Offering capped price servicing has become a widespread practice in the automotive industry. The practice allows consumers to ‘lock in’ the price of servicing their vehicle over a set period and consumers often choose to buy particular manufacturer’s car over others if capped price servicing is offered for a longer period of time.

Kia’s terms and conditions allowed the price of scheduled services to change from time to time. Kia changed its ‘capped prices’ four times between 2012 and 2015.

Kia’s terms and conditions allowing the change in price were not found to contravene the Competition and Consumer Act as an unfair contract term or otherwise.

However, the ACCC considered that Kia’s advertising of its capped price servicing offer was likely to mislead a consumer, as the website specifically stated that ‘the capped price applicable for each service is the maximum you will pay for your scheduled service’. The ACCC determined that this misrepresentation, among others, amounted to a contravention of the Australian Consumer Law (ACL).

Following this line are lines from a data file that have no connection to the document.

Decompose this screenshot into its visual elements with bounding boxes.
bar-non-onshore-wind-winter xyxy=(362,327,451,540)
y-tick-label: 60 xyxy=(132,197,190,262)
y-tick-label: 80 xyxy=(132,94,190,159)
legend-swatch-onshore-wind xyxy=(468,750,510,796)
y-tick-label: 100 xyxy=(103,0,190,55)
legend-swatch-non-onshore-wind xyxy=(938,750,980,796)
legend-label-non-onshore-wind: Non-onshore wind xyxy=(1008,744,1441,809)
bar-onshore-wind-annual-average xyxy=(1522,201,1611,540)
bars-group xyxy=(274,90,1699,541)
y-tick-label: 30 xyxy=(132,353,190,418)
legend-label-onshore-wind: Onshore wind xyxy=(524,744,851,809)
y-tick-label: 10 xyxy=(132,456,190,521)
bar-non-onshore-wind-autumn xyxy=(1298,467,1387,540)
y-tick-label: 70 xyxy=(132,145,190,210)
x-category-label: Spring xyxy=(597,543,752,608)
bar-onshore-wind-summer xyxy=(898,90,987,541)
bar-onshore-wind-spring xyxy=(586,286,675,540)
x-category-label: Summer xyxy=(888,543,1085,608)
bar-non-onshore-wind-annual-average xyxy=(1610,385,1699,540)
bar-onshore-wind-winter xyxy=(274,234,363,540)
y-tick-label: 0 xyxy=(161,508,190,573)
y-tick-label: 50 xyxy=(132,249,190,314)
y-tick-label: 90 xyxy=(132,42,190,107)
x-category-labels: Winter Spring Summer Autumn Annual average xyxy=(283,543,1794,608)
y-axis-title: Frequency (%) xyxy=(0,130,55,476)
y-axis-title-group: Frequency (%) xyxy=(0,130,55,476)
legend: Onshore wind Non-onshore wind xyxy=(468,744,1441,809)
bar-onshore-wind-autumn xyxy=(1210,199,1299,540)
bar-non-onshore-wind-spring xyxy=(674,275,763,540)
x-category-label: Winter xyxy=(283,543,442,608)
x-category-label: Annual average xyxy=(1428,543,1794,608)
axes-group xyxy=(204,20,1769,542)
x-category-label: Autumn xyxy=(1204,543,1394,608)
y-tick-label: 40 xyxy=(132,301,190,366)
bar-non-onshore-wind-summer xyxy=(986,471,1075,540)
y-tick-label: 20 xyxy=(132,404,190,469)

As a result of the ACCC’s findings, Kia has agreed to:

  • amend its terms and conditions to genuinely cap its service prices;
  • write to consumers to confirm their current capped service prices;
  • offer a refund to consumers who have paid service prices above the price that applied when they purchased their vehicle;
  • introduce systems to ensure that consumers are not charged higher maximum prices; and
  • implement a consumer law compliance program.

The ACCC has indicated it will be reviewing the practices of other vehicle manufacturers to assess if there are similar issues in other capped price service offers.

This ACCC action is part of a wider crackdown on anti-competitive behaviour following the release of the Harper Competition Review Draft Report on 22 September 2014. The final report is expected to be handed down in the next couple of months.

The clear message from the ACCC for suppliers is to ensure that the terms on which goods and services are provided to consumers are fairly and accurately represented in marketing material.

Making false or misleading representations or engaging in misleading or deceptive conduct about the price of goods or services is prohibited by the ACL. This conduct can attract a maximum penalty of up to $1.1 million per contravention for a company and $220,000 for an individual.

Having accurate marketing material is a vital step in ensuring your organisation is compliant with the ACL.